TYYD Başkan Yardımcısı: BDDK kararı kısa dönemde olumlu bir netice verebilir; ama uzun dönem için şüpheliyiz

BDDK’nın TL kredi kullanımı düzenlemesinin turizm sektörüne olan etkilerini Bloomberg HT’ye değerlendiren Türkiye Turizm Yatırımcıları Derneği (TYYD) Başkan Yardımcısı Ali Güreli “ BDDK kararı kısa dönemde olumlu bir netice verebilir; ama uzun dönemde olumlu bir netice verebileceğine dair şüpheliyiz. Amaç Türkiye’deki döviz arz ve talebini kontrol etmek. Açıkçası çeşitli kurallarla ekonomiyi yönetmek, serbest ekonominin genel anlayışına çok uymuyor. Kurallardan çok, herkesin birlikte kabul edeceği yöntemleri belirlemek lazım. Sağlıklı bir iletişim çok önemli. Turizm sektörü Türkiye’ye en çok dövizi getiren sektör. Dolayısıyla, bu hafta başında, bunu karşılıklı konuşarak daha olumlu bir noktaya taşıyacağımızı düşünüyorum.” dedi.

Güreli “Turizm, uzun yıllara yayılan, uzun yıllar içinde geri dönüşü olan yatırımların yapıldığı bir sektördür. Dolayısıyla kısa dönemde dövizi kontrol altına almak amaçlı kararların turizm yatırımcılarını çok etkilememesi gerekir. Ancak, turizm yatırımında sisteme duyulan güven de çok önemlidir. Katı kurallar güven hissini biraz sarsabilir. Buna karşın, projelerin ertelenmesi gibi bir durum olacağını düşünmüyorum.” şeklinde konuştu.

Türkiye Çelik Üreticileri Derneği (TÇÜD) Genel Sekreteri Veysel Yayan BDDK'nın TL kredi kullanımı düzenlemesinin çelik sektörüne etkisini Bloomberg HT’ye değerlendirdi.

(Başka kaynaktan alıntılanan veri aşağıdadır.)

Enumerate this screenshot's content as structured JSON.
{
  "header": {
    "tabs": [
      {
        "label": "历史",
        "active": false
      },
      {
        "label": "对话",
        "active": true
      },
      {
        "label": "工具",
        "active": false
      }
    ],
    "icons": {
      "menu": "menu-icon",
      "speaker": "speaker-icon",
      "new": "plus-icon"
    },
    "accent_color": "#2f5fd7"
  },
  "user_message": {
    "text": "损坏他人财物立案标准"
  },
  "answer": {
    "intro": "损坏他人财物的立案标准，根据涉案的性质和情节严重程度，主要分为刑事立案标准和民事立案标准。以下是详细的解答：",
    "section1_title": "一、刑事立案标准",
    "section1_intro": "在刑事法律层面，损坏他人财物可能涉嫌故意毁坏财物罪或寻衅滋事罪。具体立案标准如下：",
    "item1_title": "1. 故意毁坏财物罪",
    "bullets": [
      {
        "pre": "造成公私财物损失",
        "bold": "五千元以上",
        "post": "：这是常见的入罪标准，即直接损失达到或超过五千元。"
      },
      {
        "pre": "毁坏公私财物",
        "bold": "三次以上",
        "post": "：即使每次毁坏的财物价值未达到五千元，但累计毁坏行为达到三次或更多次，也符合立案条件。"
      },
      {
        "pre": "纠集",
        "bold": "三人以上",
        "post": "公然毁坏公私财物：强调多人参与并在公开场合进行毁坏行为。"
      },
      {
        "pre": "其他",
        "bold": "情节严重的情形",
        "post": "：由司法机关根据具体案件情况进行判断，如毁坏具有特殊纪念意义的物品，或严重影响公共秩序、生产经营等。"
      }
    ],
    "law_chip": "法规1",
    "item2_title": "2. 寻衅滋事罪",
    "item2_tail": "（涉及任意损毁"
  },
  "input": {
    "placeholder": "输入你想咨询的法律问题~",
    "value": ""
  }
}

Sektördeki cirolar açısından bakıldığında yüzde 10’un büyük bir oran olması sebebiyle düzenlemenin ilk bakışta olumsuz bir etkisi olmayacak gibi gözüktüğünü belirten TÇÜD Genel Sekreteri yaptığı açıklamada “Buradaki temel amaç spekülatif gaye ile dövizi elinde tutanları sınırlandırmak gibi görülüyor. Dolayısıyla bunu da; uygulanan diğer tedbirlerle birlikte değerlendirmek gerekiyor. Piyasaya müdahale anlamını taşıyan hiçbir yaklaşımı olumlu bulmuyoruz; ama burada yangının söndürülmesi gibi istisnai bir durum var.” dedi.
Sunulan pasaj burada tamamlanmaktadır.